Bu milletin ana omurgası Türk’tür. Burası Türkiye. Suriyelilerin doğum oranları bu hızda devam ederse, Türkiye Cumhuriyeti Devleti’nin demografik sürdürülebilirliği mümkün değildir.
Düzensiz göçün Türkiye için bir millî güvenlik sorunu olduğunu düşünüyoruz. Biz düzensiz göçe karşıyız. Düzensiz göçe karşı olmak suç mu?
Tarihten bugüne Ortadoğu coğrafyasındaki gelişmeleri ve stratejik göç mühendisliğini adeta amfide ders verir gibi anlattım.
Bugün Güneydoğu’ya gittiğinizde, bu vatan için çarpışıp şehit düşen ve kabri başında ay-yıldızlı Türk Bayrağı olan Kürt çocuklarını, Zaza çocuklarını, köy korucularını, bu vatanın has evlatlarını görürsünüz.
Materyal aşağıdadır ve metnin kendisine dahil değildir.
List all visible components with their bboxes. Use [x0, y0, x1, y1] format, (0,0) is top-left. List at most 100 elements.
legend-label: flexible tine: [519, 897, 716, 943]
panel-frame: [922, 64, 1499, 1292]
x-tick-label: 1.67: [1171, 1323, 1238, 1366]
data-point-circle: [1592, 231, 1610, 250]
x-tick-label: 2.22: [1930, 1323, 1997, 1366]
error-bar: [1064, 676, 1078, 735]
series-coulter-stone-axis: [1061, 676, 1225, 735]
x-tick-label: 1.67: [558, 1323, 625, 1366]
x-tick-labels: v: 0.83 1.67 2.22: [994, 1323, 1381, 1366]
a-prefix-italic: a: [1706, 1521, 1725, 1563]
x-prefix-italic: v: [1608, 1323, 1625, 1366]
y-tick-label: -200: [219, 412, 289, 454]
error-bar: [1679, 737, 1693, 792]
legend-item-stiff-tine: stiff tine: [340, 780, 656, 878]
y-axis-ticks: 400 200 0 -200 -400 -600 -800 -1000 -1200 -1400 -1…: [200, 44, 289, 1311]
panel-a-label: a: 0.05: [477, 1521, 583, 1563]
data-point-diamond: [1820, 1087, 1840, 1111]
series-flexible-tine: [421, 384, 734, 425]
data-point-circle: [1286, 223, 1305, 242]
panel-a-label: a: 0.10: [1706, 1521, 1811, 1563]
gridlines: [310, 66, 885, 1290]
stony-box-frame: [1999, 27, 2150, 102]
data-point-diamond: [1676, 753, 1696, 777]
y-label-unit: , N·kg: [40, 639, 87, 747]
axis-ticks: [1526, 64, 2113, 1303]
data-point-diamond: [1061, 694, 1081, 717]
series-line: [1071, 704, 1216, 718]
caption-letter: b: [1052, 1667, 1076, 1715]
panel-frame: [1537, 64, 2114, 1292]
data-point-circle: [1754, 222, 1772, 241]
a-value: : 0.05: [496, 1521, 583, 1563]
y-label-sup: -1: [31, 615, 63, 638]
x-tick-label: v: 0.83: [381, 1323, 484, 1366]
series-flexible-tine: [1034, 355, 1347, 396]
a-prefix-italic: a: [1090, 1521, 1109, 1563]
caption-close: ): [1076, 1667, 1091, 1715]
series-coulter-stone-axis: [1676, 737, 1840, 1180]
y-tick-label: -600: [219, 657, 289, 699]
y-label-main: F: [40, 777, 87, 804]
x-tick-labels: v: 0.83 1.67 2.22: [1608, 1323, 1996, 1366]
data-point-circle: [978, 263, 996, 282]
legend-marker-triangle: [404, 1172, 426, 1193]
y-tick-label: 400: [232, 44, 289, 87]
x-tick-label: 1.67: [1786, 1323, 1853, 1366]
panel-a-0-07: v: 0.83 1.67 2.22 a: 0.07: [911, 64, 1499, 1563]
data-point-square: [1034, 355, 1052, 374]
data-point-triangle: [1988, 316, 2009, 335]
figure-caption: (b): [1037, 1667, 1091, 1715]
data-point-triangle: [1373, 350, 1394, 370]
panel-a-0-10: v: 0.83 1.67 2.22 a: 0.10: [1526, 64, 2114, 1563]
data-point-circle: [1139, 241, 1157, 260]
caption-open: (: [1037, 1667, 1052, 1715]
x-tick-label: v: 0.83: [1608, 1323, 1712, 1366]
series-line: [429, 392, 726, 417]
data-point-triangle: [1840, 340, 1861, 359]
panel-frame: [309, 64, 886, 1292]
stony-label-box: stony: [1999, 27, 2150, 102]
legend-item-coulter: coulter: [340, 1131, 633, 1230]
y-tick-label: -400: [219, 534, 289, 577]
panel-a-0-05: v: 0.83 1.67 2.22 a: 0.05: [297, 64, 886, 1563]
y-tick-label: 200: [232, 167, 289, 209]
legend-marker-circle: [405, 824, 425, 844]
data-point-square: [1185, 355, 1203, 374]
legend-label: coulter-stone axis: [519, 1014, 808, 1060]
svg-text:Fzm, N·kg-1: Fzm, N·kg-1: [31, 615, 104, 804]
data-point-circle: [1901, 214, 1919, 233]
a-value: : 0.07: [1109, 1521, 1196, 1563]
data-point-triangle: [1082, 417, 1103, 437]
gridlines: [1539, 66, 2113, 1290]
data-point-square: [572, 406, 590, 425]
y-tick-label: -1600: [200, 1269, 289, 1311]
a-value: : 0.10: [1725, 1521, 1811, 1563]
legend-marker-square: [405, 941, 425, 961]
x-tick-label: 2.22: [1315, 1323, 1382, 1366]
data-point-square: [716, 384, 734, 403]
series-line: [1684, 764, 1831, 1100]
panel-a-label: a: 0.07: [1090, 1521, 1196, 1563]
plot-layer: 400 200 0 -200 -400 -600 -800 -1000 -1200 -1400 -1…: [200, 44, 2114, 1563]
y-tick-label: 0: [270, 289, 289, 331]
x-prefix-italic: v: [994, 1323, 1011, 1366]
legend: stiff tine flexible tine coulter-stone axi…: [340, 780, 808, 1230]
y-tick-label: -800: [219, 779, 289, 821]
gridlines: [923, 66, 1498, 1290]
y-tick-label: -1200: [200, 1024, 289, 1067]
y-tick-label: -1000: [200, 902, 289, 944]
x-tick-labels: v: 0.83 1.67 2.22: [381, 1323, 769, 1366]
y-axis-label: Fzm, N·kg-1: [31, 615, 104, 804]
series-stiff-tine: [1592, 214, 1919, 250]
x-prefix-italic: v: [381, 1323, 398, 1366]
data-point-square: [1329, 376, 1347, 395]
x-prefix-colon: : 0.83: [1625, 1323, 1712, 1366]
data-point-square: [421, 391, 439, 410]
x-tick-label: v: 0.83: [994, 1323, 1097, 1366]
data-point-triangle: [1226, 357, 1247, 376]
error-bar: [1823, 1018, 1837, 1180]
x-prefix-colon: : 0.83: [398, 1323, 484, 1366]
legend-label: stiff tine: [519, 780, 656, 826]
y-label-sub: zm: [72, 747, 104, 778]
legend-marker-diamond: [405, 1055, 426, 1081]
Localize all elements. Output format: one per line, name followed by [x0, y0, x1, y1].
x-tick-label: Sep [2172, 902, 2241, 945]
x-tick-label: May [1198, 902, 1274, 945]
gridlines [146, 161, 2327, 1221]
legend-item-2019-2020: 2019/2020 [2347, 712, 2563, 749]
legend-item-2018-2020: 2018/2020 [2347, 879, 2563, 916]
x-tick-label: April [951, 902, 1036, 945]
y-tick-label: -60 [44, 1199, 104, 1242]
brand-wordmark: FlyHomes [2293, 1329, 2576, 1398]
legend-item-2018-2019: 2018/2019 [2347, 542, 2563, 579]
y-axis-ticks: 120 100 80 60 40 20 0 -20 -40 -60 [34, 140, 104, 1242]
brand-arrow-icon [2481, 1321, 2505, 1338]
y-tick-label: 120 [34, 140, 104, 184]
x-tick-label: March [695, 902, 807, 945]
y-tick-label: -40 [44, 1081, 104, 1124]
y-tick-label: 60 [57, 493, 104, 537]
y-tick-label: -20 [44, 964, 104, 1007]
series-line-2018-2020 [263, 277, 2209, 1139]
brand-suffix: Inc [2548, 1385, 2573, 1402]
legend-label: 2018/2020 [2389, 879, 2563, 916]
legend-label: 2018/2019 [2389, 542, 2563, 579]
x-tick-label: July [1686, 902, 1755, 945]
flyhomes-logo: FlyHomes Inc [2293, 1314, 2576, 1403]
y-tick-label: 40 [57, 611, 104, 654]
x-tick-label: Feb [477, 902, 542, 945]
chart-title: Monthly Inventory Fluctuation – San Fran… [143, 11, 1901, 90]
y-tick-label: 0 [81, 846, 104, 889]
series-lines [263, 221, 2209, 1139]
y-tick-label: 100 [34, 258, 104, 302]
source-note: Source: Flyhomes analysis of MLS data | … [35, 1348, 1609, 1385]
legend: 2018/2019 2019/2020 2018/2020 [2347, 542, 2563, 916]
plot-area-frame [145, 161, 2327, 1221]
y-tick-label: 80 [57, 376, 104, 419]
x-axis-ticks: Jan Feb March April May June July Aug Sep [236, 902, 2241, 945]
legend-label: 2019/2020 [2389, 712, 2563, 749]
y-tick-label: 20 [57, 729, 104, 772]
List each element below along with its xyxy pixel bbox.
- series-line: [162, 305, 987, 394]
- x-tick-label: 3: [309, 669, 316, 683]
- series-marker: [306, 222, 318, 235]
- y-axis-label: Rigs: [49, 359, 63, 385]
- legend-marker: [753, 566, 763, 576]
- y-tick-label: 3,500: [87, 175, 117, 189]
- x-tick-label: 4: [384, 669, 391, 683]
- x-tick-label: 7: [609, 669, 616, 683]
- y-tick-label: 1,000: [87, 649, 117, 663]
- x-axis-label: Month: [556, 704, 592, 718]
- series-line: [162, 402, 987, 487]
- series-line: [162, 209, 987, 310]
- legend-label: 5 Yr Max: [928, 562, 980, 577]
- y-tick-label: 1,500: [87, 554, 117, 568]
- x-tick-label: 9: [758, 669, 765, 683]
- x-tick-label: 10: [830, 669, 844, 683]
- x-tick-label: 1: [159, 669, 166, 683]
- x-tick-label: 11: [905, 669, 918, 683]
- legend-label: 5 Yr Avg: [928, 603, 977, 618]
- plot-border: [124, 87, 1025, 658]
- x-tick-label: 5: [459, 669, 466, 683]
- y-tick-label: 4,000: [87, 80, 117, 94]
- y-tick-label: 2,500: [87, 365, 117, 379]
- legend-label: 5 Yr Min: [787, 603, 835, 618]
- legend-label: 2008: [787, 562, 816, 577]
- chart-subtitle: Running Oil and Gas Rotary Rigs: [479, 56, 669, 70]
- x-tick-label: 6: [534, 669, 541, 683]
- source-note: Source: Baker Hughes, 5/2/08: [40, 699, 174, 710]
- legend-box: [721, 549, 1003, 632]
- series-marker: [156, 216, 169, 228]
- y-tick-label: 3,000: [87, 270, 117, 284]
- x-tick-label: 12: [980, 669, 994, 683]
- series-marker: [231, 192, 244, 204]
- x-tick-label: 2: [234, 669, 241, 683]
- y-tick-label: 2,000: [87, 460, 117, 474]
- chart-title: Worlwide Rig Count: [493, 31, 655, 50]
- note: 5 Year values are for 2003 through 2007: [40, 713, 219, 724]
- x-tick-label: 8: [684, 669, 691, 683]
Benim temel misyonum, Türk Devleti’nin toprak ve devlet bütünlüğünü korumak olmuştur.
Bu dava tarihe geçmiştir Sayın Hâkim. Bu dava, 3 Mayıs 1944’teki Türkçülük Davası ile yan yana duracak. Bu dava, 12 Eylül’de Alparslan Türkeş’in yargılandığı dava ile yan yana duracak!
Ümit Özdağ, Suriyeliler öldürmediği halde “Suriyeliler öldürdü” diyecek karakterde bir adam değildir.
Savcı, bu iddianame ile Roma Hukuku’ndan bu yana süregelen ceza hukukuna dair bütün ilkeleri yok saymıştır.
Şiddet içermeyen, şiddete çağrı yapmayan sosyal medya paylaşımlarını suç saymak; ifade özgürlüğünü Kuzey Kore standartlarına çekmek demektir.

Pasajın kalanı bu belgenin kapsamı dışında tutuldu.